3rd Governor of Karnali Province
- In office 9 November 2021 – 31 July 2024
- President: Bidya Devi Bhandari
- Prime Minister: Sher Bahadur Deuba
- Chief Minister: Jeevan Bahadur Shahi
- Preceded by: Govinda Prasad Kalauni
- Succeeded by: Yagya Raj Joshi

2nd Governor of Madhesh Province
- In office 5 November 2019 – 19 February 2021
- President: Bidya Devi Bhandari
- Prime Minister: K. P. Sharma Oli
- Preceded by: Ratneshwar Lal Kayastha
- Succeeded by: Rajesh Jha

Member of the Constituent Assembly
- In office 28 May 2008 – 28 May 2012
- Preceded by: Gyanu K.C. (as Member of Parliament)
- Succeeded by: Dev Raj Bhar
- Constituency: Banke 1

Personal details
- Born: 31 October 1943 (age 82) Liwang, Rolpa, Nepal
- Spouse: Chandra Pariyar
- Children: 8 (4 son and 4 daughter)
- Parent(s): Hasta Bahadur Pariyar (father) Bhakti Devi Pariyar (mother)
- Alma mater: B.A.

= Tilak Pariyar =

Nepali politician

Tilak Pariyar (तिलक परियार) is a Nepalese politician and former Governor of Karnali Province. He was appointed Governor, as per the Article 163 (2) of the Constitution of Nepal by the President Bidya Devi Bhandari on the recommendation of the Council of Ministers of the Government of Nepal on 9 November 2021. He previously served as the 2nd Governor of Province No. 2 of Nepal.
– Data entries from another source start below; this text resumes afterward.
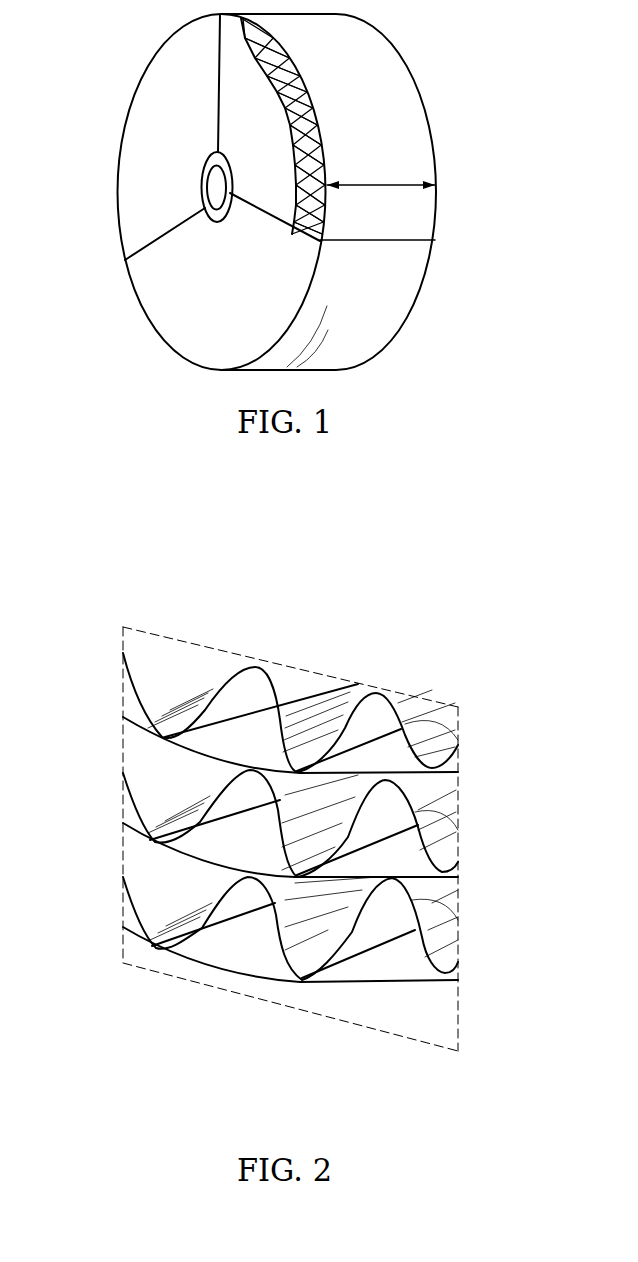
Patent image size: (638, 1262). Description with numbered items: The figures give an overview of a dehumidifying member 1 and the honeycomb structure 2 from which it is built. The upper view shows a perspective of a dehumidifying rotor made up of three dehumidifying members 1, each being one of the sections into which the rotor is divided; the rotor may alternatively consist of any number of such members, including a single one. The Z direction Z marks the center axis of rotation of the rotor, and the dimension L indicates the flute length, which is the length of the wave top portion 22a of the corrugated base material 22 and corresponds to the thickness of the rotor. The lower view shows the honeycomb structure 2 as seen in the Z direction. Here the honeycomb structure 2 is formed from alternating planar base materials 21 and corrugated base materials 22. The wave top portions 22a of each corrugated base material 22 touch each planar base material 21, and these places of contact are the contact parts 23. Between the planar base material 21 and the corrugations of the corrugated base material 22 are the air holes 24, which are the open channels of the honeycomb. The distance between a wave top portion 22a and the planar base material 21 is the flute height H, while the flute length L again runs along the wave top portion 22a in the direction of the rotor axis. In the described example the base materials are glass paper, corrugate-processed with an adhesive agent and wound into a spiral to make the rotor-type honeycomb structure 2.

In FIG. 1, the dehumidifying member 1 is at (383, 123).
In FIG. 1, the honeycomb structure 2 is at (283, 105).
In FIG. 1, the Z direction Z is at (206, 185).
In FIG. 1, the flute length L is at (405, 184).
In FIG. 2, the flute length L is at (279, 717).
In FIG. 2, the flute height H is at (253, 768).
In FIG. 2, the planar base material 21 is at (215, 746).
In FIG. 2, the corrugated base material 22 is at (452, 729).
In FIG. 2, the wave top portion 22a is at (290, 958).
In FIG. 2, the contact part 23 is at (270, 875).
In FIG. 2, the air hole 24 is at (397, 857).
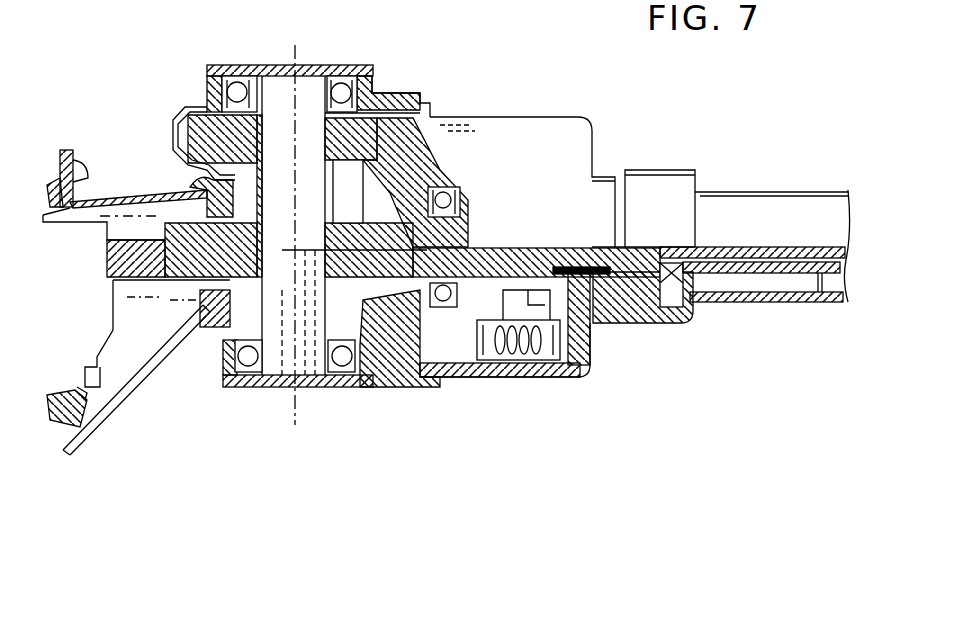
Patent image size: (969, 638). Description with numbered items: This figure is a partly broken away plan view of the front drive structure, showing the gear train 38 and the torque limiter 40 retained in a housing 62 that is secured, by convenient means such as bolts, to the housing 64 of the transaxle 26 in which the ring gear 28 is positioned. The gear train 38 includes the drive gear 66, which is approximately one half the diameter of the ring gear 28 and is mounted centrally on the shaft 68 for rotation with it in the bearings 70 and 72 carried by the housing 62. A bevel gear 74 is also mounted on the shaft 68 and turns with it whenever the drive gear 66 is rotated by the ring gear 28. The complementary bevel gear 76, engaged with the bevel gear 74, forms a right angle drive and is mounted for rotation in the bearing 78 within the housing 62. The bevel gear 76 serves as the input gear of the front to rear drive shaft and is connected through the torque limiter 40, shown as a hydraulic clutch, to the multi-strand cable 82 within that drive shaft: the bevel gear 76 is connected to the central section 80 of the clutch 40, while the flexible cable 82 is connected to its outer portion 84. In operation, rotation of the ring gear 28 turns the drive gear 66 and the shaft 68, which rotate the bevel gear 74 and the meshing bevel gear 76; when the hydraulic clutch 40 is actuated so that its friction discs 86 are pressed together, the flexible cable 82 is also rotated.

He is former member of the 1st Nepalese Constituent Assembly from Banke-1 constituency.

==Personal life==
Pariyar was born in Liwang, Rolpa district on 31 October 1943 to Hasta Bahadur Pariyar and Bhakti Devi Pariyar. He did his secondary education and Bachelor degree from India. Pariyar is married to Chandra Pariyar, with whom he has four sons and four daughters.